Russia's intervention in Ukraine and its 2014 annexation of Crimea stung NATO into action after years of complacency and defence cuts following the fall of the Soviet Union.
Moscow however says NATO is encroaching on its borders, while Washington builds a European missile defence shield which undercuts Russia's nuclear deterrent.
Mutual suspicion runs deep -- former NATO deputy supreme commander Richard Shirreff warned Wednesday the West could find itself at war with Russia next year unless it boosted its defences.
Stoltenberg had cautioned Wednesday against a new arms race, stressing the alliance upgrade was purely "defensive, proportionate and in line with our international obligations."

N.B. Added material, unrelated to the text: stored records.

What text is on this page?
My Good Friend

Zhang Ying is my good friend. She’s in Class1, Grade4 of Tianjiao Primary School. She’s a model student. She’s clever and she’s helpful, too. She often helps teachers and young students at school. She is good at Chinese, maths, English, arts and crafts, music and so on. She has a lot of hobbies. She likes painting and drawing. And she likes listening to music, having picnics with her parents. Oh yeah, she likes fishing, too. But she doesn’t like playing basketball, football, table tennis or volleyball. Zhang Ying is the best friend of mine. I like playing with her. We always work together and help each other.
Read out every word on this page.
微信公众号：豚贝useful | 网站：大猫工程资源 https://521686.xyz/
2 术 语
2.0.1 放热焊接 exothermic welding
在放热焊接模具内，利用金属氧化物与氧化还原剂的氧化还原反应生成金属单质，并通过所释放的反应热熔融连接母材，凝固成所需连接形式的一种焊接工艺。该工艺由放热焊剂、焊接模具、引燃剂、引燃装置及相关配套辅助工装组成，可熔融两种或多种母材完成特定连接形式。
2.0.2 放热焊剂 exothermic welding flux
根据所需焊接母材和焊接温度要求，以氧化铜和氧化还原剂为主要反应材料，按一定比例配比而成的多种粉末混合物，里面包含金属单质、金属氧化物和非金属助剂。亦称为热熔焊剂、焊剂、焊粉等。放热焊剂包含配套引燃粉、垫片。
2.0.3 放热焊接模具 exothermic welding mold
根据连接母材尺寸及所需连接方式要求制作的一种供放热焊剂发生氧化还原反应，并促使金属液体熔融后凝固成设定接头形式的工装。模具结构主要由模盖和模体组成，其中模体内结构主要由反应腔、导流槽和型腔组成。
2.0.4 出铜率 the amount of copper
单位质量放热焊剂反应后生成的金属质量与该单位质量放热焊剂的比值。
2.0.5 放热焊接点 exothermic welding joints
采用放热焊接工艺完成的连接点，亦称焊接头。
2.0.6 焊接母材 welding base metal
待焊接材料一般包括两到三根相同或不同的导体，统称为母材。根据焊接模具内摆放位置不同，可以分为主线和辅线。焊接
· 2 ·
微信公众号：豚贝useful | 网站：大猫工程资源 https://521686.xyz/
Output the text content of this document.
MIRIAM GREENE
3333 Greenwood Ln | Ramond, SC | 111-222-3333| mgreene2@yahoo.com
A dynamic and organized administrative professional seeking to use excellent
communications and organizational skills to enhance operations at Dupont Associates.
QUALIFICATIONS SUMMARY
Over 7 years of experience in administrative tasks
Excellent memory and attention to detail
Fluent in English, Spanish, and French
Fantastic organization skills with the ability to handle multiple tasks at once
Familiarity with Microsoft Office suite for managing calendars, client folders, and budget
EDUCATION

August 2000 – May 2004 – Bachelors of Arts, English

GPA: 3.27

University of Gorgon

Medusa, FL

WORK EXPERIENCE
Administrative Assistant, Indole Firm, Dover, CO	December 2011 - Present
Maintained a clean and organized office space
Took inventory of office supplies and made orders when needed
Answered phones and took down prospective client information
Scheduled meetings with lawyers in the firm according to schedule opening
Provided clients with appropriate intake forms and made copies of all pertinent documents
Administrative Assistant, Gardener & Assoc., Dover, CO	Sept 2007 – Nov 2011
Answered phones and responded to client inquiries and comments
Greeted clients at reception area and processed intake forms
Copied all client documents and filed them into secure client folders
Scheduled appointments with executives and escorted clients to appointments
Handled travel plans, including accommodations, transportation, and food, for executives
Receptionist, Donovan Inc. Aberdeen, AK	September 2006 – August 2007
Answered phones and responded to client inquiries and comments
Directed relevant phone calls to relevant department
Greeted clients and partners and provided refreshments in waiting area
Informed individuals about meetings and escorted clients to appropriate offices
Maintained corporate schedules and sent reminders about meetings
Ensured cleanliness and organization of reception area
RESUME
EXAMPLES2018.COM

NATO wanted dialogue with Russia to ease tensions and avoid potentially dangerous incidents getting out of control, he said.
NATO suspended all practical cooperation with Russia over Ukraine but left a channel of communication open through what is known as the NATO-Russia Council (NRC).
Stoltenberg convened the first NRC since June 2014 last month, which he said produced a "frank" but also "useful" exchange.
NATO diplomatic sources said some member states wanted another NRC before the Warsaw summit, as at least a gesture of good faith, but others are reluctant, seeing no reason to cut Russia any slack.
"I think there will be a meeting... a number of allies want it quite badly and the rest of us think it is not worth fighting about," one source said, downplaying the NRC's importance.